王允说得不错,如果按他的计划行事,成功的可能性很大。如果陈楚协助王允去完成这个计划,那么他凭借拯救皇帝的功劳及自身的雄厚实力,一定能在极短的时间内使自身实力凌驾在众诸侯之上。这对于陈楚来说是很重要的,因为陈楚的第一目标就是平靖天下,建立一个新的王朝。如果陈楚按照王允的计划去做了,那么就将极大的加快陈楚一统天下的步伐,并最大可能的减少阻力。
    陈楚微笑着看着王允,王允以为陈楚被他说动了,也很开心地笑着。
    突然,陈楚脸一寒,冷声道:“你要说的就是这件事吗?”
    王允愣了一下,一时没反应过来,只是傻傻地点了点头。
    陈楚冷笑一声,随即对身后的典韦道:“派一百名士兵将王允他们带回洛阳。好生看管。”

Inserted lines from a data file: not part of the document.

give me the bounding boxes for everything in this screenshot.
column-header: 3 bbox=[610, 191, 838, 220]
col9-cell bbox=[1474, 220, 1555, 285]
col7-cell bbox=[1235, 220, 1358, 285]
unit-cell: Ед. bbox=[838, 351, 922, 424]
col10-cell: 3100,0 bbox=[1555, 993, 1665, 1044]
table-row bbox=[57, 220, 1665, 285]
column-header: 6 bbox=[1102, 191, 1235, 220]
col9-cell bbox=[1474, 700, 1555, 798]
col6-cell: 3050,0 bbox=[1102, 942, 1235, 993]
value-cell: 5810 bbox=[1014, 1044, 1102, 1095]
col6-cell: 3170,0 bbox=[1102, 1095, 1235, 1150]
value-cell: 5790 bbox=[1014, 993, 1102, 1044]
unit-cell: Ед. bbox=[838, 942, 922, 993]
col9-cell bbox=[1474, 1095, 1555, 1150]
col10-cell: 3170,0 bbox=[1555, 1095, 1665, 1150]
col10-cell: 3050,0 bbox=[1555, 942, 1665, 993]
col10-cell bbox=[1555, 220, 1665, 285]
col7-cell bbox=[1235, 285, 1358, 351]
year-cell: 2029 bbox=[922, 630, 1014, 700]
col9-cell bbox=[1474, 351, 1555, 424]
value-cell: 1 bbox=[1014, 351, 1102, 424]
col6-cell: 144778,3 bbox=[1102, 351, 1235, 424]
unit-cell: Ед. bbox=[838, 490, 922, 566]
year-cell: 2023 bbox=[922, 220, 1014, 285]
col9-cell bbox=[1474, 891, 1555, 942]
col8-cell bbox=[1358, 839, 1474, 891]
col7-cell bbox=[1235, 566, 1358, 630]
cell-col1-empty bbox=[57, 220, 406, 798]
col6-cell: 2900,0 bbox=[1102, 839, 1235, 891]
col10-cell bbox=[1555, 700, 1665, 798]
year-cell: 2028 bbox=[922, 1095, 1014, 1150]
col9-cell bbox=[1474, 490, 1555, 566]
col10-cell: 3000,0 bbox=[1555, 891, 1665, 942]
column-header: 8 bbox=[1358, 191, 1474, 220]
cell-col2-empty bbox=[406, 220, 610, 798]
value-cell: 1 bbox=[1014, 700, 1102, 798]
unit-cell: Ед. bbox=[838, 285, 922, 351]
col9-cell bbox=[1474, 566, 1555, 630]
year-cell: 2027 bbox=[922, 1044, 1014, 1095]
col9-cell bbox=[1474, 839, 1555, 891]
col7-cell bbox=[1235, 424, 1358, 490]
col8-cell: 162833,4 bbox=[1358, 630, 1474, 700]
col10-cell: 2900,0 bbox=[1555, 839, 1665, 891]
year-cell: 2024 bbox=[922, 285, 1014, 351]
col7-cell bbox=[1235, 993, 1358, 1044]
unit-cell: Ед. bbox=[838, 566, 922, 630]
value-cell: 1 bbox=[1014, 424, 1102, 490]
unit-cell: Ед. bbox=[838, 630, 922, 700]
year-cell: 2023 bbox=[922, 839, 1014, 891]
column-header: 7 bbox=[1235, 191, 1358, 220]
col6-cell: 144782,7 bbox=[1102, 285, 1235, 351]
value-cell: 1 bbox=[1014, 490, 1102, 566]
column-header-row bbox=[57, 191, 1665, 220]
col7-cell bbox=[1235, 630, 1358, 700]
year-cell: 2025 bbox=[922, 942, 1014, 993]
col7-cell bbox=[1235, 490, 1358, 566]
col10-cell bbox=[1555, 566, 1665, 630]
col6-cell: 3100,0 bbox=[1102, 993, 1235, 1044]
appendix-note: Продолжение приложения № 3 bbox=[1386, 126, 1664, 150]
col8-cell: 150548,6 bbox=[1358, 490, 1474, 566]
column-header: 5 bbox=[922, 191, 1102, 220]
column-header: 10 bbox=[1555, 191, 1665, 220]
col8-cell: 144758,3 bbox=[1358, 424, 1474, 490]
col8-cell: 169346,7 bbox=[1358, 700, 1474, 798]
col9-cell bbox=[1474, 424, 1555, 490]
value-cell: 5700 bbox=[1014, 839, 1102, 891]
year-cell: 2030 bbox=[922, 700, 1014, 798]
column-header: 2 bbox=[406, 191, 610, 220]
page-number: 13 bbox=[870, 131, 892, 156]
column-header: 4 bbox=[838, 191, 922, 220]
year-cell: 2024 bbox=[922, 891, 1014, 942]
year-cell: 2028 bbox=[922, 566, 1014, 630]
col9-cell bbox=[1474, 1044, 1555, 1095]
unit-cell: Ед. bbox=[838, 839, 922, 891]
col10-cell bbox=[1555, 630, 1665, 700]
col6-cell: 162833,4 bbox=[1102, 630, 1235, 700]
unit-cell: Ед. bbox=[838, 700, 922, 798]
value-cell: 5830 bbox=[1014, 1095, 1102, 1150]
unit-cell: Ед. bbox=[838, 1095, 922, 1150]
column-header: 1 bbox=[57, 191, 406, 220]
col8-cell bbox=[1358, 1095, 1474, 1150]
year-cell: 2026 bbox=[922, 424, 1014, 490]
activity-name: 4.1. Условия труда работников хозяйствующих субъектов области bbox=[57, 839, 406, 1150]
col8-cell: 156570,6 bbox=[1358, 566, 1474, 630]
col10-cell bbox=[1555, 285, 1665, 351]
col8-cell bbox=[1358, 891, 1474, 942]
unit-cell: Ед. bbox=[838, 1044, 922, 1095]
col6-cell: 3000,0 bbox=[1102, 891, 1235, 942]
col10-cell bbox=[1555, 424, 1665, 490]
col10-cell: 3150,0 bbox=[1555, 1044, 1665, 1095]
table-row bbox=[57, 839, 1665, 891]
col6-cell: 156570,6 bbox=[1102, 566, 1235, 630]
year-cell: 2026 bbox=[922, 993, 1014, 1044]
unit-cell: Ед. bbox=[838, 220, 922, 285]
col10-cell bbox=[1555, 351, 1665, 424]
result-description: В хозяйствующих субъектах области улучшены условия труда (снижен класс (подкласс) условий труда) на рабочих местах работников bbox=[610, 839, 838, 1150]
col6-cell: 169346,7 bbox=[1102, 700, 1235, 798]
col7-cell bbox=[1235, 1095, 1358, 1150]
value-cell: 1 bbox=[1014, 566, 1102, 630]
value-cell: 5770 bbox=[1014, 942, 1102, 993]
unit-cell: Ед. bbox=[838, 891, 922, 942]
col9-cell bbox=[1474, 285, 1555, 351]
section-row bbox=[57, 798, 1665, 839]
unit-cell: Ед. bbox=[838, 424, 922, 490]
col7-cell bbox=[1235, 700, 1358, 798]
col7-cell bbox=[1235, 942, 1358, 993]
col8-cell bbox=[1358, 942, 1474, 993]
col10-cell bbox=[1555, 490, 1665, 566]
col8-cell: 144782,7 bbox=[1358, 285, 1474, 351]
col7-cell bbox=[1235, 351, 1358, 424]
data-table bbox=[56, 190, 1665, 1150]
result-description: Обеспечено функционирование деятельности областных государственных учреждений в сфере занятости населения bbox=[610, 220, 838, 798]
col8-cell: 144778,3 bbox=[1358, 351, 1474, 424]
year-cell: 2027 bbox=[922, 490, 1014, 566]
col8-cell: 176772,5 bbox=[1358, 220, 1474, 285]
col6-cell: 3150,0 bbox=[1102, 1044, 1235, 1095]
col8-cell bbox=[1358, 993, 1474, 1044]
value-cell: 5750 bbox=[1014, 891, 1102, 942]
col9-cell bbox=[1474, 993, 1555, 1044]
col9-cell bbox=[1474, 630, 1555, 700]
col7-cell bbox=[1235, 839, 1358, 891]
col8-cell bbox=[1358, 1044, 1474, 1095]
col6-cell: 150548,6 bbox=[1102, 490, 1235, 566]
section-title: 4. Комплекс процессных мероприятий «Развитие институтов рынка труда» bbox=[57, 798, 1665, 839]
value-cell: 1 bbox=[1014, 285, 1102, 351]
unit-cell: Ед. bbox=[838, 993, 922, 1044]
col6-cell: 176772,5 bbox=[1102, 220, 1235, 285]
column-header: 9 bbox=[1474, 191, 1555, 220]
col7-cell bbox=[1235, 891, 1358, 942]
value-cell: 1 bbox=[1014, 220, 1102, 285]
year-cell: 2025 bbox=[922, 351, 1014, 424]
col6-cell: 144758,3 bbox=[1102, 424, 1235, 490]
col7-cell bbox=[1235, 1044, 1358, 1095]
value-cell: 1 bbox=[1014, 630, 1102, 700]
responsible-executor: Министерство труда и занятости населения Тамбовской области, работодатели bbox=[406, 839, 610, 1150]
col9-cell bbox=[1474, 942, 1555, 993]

    “是!主公!”典韦大声应诺道。随即只见典韦一挥手,百把个士兵便涌了上来。一个士兵毫不客气地将马车上的御手踹了下去,取代了他的位置,另有两个士兵一左一右地架起王允就往马车上拖。
    这时,王允终于反应过来了。
    王允一边挣扎一边叫道:“将军你这是何意?王某没有骗你,王某说得都是实话!”
    陈楚跨上战马来到王允跟前,示意托王允的士兵暂时停下。陈楚高据战马之上淡淡地说道:“我知道你没骗我,也知道你却有除董卓之心。但我绝不同意你的手段。”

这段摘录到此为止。